Furti nel sud Sardegna, arrestati due giovani di Alghero

Arrestati due giovani di Alghero.

Un 23enne e un 29enne di Alghero figurano tra i principali destinatari delle misure cautelari emesse al termine di una lunga indagine condotta dai carabinieri su una serie di furti che, a partire dal novembre 2023, avevano alimentato preoccupazione a Carbonia e nel resto del Sulcis. I due giovani sono ritenuti coinvolti, insieme ad altri soggetti, in un’organizzazione accusata di aver colpito numerosi esercizi commerciali con modalità ripetute e strutturate.

L’attività investigativa, coordinata dalla Compagnia dei carabinieri di Carbonia, ha preso forma dopo l’escalation di episodi che avevano interessato supermercati, attività commerciali e aree di servizio.
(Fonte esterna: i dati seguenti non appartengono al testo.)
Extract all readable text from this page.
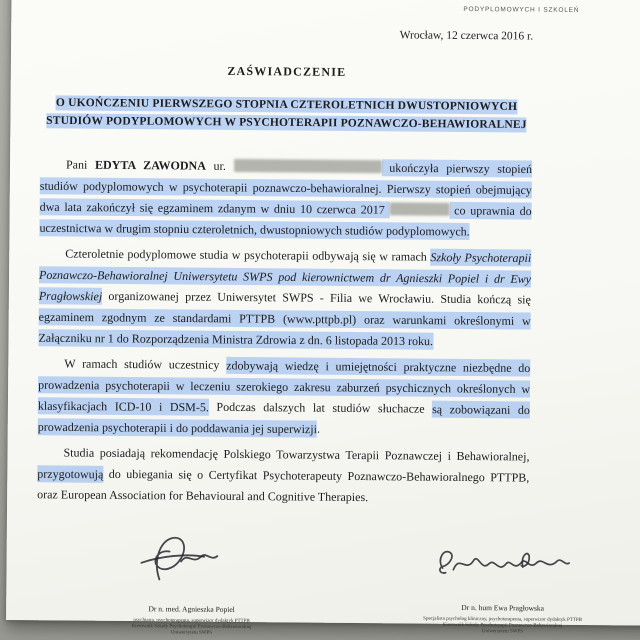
PODYPLOMOWYCH I SZKOLEŃ
Wrocław, 12 czerwca 2016 r.
ZAŚWIADCZENIE
O UKOŃCZENIU PIERWSZEGO STOPNIA CZTEROLETNICH DWUSTOPNIOWYCH
STUDIÓW PODYPLOMOWYCH W PSYCHOTERAPII POZNAWCZO-BEHAWIORALNEJ

Pani EDYTA ZAWODNA ur.	ukończyła pierwszy stopień studiów podyplomowych w psychoterapii poznawczo-behawioralnej. Pierwszy stopień obejmujący dwa lata zakończył się egzaminem zdanym w dniu 10 czerwca 2017	co uprawnia do uczestnictwa w drugim stopniu czteroletnich, dwustopniowych studiów podyplomowych.

Czteroletnie podyplomowe studia w psychoterapii odbywają się w ramach Szkoły Psychoterapii Poznawczo-Behawioralnej Uniwersytetu SWPS pod kierownictwem dr Agnieszki Popiel i dr Ewy Pragłowskiej organizowanej przez Uniwersytet SWPS - Filia we Wrocławiu. Studia kończą się egzaminem zgodnym ze standardami PTTPB (www.pttpb.pl) oraz warunkami określonymi w Załączniku nr 1 do Rozporządzenia Ministra Zdrowia z dn. 6 listopada 2013 roku.

W ramach studiów uczestnicy zdobywają wiedzę i umiejętności praktyczne niezbędne do prowadzenia psychoterapii w leczeniu szerokiego zakresu zaburzeń psychicznych określonych w klasyfikacjach ICD-10 i DSM-5. Podczas dalszych lat studiów słuchacze są zobowiązani do prowadzenia psychoterapii i do poddawania jej superwizji.

Studia posiadają rekomendację Polskiego Towarzystwa Terapii Poznawczej i Behawioralnej, przygotowują do ubiegania się o Certyfikat Psychoterapeuty Poznawczo-Behawioralnego PTTPB, oraz European Association for Behavioural and Cognitive Therapies.

Dr n. med. Agnieszka Popiel
psychiatra, psychoterapeuta, superwizor dydaktyk PTTPB
Kierownik Szkoły Psychoterapii Poznawczo-Behawioralnej
Uniwersytetu SWPS
Dr n. hum Ewa Pragłowska
Specjalista psycholog kliniczny, psychoterapeuta, superwizor dydaktyk PTTPB
Kierownik Szkoły Psychoterapii Poznawczo-Behawioralnej
Uniwersytetu SWPS
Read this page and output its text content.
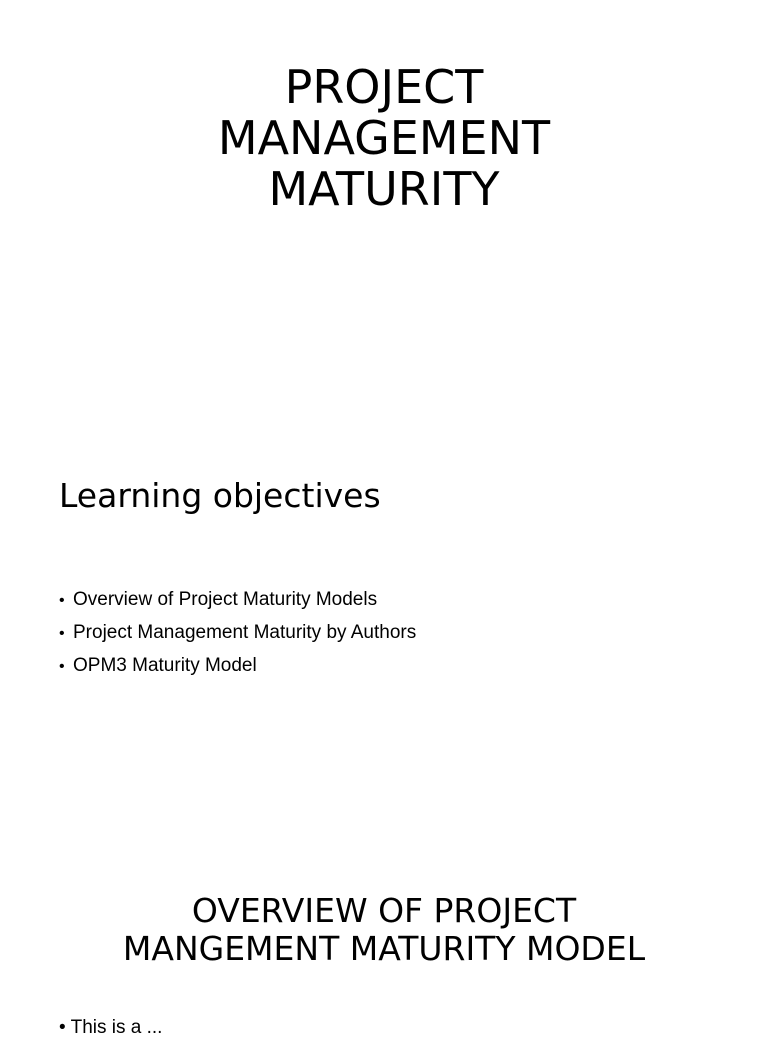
PROJECT
MANAGEMENT
MATURITY
Learning objectives
• Overview of Project Maturity Models
• Project Management Maturity by Authors
• OPM3 Maturity Model
OVERVIEW OF PROJECT
MANGEMENT MATURITY MODEL
• This is a ...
Secondo quanto ricostruito dagli inquirenti, i colpi sarebbero stati messi a segno utilizzando veicoli rubati poco prima delle azioni, successivamente incendiati per ostacolare l’identificazione dei responsabili.

Gli elementi raccolti avrebbero permesso di delineare l’esistenza di un sodalizio criminale dedito ai reati contro il patrimonio, con ruoli distinti e il supporto di soggetti locali. Le misure cautelari hanno interessato complessivamente sette persone, cinque delle quali condotte in carcere, mentre per altri indagati sono stati disposti arresti domiciliari o obblighi di presentazione. Ulteriori quattro soggetti risultano denunciati a piede libero con ipotesi di responsabilità ritenute marginali.

I capi d’accusa contestati sono 36 e comprendono anche il furto di numerose autovetture, tra cui quelle sottratte a una concessionaria del territorio e un mezzo appartenente alla Polizia Penitenziaria. Determinante, secondo gli investigatori, è stato l’apporto delle immagini di videosorveglianza e dei servizi di osservazione sul campo, che hanno consentito di ricostruire movimenti e abitudini del gruppo.

Il giudice per le indagini preliminari ha valutato sussistente il pericolo per la sicurezza pubblica, ritenendo necessarie le misure adottate. All’operazione hanno partecipato anche reparti specializzati dell’Arma e militari delle Compagnie di Carbonia e Alghero.